As the UAE progresses with its digital government agenda, artificial intelligence and sovereign digital infrastructure are becoming central to the delivery, security, and trustworthiness of public services. This shift is redefining cybersecurity as a continuous operational layer that supports critical infrastructure, citizen data protection, and public-sector resilience at scale.

Abdulla Ebrahim Al Ahmed, Chief Government & VVIP Relations Officer at e& UAE, emphasized the importance of trust, resilience, and national capability in the UAE’s digital ambitions. He stated that as AI becomes more integrated into government services and sovereign digital ecosystems expand, cybersecurity must operate at the same speed and scale. Organizations require security measures that are continuously adaptive, locally aligned, and designed to protect critical infrastructure and citizen data in an AI-driven environment.

Post-Quantum Security in Strategic Planning

Beyond immediate operational threats, the report highlights post-quantum security as an emerging long-term infrastructure priority. As quantum computing technology advances, existing cryptographic standards that underpin identity systems, financial infrastructure, cloud environments, and secure communications may face significant disruption.

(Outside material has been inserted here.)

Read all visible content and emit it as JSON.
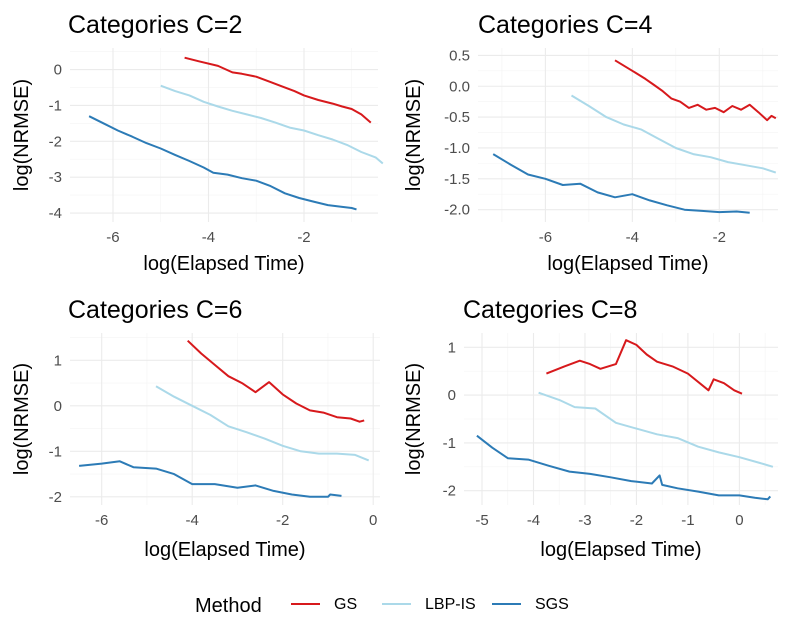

Organizations developing sovereign digital ecosystems intended to operate over multi-decade horizons must now consider post-quantum readiness as a critical aspect of their planning. This transition is positioned as a foundational element of future digital trust infrastructure across the region.

Key Structural Shifts in Cybersecurity Strategy

Help AG identifies five key shifts that are shaping cybersecurity strategy across the GCC in 2026 and beyond:

  • Transitioning from fragmented security tools to integrated resilience architectures.
  • Moving from reactive defense to continuously adaptive, AI-driven operations.
  • Shifting from compliance-led programs to measurable operational resilience.
  • Evolving from talent-centric models to automation and institutional learning.
  • Advancing from isolated national frameworks to coordinated GCC-wide resilience alignment.

These shifts collectively define a broader transition towards what Help AG describes as Sustainable Cybersecurity—an always-on, adaptive security model designed to function under continuous pressure, at machine speed, and in alignment with national resilience priorities.

Dr. Aleksandar Valjarevic, Acting Chief Executive Officer of Help AG, noted that AI and sovereignty are already reshaping how digital infrastructure is designed, secured, and governed across the GCC. The findings of this year’s report indicate that cybersecurity must now operate continuously, at machine speed, and in direct alignment with national resilience priorities. Organizations are shifting focus from merely adding more tools to building adaptive, measurable, and locally aligned security capabilities that can withstand sustained pressure.